Complex rigid surface geometries can be modeled using rigid elements. Rigid elements in Abaqus/Explicit are not smoothed; they remain faceted exactly as defined by the user. The advantage of unsmoothed surfaces is that the surface defined by the user is exactly the same as the surface used by Abaqus; the disadvantage is that faceted surfaces require much higher mesh refinement to define smooth bodies accurately. In general, using a large number of rigid elements to define a rigid surface does not increase the CPU costs significantly. However, a large number of rigid elements does increase the memory overhead significantly.

The user must ensure that the discretization of any curved geometry on rigid bodies is adequate. If the rigid body discretization is too coarse, contacting nodes on the deformable body may snag, leading to erroneous results, as illustrated in Figure 8.

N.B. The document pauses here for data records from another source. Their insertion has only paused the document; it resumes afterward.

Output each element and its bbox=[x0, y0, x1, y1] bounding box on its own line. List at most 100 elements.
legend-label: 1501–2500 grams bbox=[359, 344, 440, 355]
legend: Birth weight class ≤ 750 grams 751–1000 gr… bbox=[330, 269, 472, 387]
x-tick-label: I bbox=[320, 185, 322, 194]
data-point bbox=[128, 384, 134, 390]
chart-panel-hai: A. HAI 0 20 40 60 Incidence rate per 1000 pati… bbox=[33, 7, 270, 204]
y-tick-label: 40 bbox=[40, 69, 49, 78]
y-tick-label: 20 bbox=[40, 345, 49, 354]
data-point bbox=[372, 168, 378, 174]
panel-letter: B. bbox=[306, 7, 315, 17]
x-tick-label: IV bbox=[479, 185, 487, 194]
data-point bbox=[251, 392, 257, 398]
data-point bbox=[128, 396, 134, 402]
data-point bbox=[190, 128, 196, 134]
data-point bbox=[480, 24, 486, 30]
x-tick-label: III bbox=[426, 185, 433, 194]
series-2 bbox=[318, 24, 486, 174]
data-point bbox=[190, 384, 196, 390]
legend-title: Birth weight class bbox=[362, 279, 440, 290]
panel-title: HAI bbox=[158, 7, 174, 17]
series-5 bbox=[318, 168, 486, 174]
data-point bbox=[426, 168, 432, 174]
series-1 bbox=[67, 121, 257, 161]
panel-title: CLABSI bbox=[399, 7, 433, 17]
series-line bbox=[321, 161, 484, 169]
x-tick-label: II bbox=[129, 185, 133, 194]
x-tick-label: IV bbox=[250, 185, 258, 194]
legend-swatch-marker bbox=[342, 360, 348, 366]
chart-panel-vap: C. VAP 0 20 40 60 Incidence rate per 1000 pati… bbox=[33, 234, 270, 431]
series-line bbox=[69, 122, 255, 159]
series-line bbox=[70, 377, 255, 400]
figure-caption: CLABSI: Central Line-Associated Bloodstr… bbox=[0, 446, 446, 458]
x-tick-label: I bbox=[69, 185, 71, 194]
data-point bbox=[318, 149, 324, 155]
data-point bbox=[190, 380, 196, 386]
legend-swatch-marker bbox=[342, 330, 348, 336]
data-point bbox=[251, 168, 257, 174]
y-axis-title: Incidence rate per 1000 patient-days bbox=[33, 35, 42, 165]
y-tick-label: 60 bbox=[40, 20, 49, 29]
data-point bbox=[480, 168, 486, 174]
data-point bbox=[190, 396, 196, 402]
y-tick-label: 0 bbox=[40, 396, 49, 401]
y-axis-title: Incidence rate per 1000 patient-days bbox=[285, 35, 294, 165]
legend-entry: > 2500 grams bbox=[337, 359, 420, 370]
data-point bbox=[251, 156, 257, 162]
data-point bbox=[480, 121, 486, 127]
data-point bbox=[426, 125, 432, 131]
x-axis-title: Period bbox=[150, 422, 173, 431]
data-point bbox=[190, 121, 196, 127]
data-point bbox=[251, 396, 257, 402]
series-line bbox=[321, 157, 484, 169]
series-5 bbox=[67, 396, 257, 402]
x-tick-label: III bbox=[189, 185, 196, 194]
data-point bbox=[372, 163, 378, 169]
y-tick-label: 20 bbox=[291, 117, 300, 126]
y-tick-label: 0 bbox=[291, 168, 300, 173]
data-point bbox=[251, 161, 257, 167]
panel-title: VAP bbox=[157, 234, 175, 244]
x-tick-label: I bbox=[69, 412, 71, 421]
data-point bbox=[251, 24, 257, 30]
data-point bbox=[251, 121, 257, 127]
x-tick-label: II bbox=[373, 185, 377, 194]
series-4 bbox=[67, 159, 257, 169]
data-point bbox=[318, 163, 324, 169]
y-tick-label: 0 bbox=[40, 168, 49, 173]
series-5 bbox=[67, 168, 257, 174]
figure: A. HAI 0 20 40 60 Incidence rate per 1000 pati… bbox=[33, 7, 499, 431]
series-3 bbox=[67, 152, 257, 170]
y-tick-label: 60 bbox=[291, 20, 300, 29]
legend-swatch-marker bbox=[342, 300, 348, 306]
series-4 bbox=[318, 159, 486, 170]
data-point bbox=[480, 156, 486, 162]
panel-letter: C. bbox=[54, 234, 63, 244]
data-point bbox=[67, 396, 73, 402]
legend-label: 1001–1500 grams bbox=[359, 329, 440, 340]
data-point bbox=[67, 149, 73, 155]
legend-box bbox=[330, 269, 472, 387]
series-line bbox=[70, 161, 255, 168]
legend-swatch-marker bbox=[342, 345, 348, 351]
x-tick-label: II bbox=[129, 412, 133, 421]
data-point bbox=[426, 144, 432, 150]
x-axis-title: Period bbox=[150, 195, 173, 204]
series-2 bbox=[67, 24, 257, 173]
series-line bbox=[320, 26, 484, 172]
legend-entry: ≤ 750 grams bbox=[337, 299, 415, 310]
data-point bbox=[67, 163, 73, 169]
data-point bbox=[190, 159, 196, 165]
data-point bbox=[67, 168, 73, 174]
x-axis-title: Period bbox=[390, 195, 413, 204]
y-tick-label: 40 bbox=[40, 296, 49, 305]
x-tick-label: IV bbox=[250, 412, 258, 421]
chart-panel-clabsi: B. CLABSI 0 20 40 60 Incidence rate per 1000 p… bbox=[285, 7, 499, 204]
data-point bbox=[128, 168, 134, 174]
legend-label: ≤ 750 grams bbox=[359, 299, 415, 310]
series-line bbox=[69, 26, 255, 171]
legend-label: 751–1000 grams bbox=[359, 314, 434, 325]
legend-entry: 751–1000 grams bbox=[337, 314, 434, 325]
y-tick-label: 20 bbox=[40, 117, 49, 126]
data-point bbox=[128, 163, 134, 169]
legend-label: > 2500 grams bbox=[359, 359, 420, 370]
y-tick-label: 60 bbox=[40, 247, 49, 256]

Figure 8. Potential effect of coarse rigid body discretization.

A node that is snagged on a sharp corner may be trapped from further sliding along the rigid surface for some time. Once enough energy is released to slide beyond the sharp corner, the node will snap dynamically before contacting the adjacent facet. Such motions cause noisy solutions. The more refined the rigid surface, the smoother the motion of the contacting slave nodes. The general contact algorithm includes some numerical rounding of features that prevents snagging of nodes from becoming a concern for discrete rigid surfaces. In addition, penalty enforcement of the contact constraints reduces the tendency for snagging to occur. Analytical rigid surfaces should normally be used with the contact pair algorithm for rigid bodies whose shape is an extruded profile or a surface of revolution.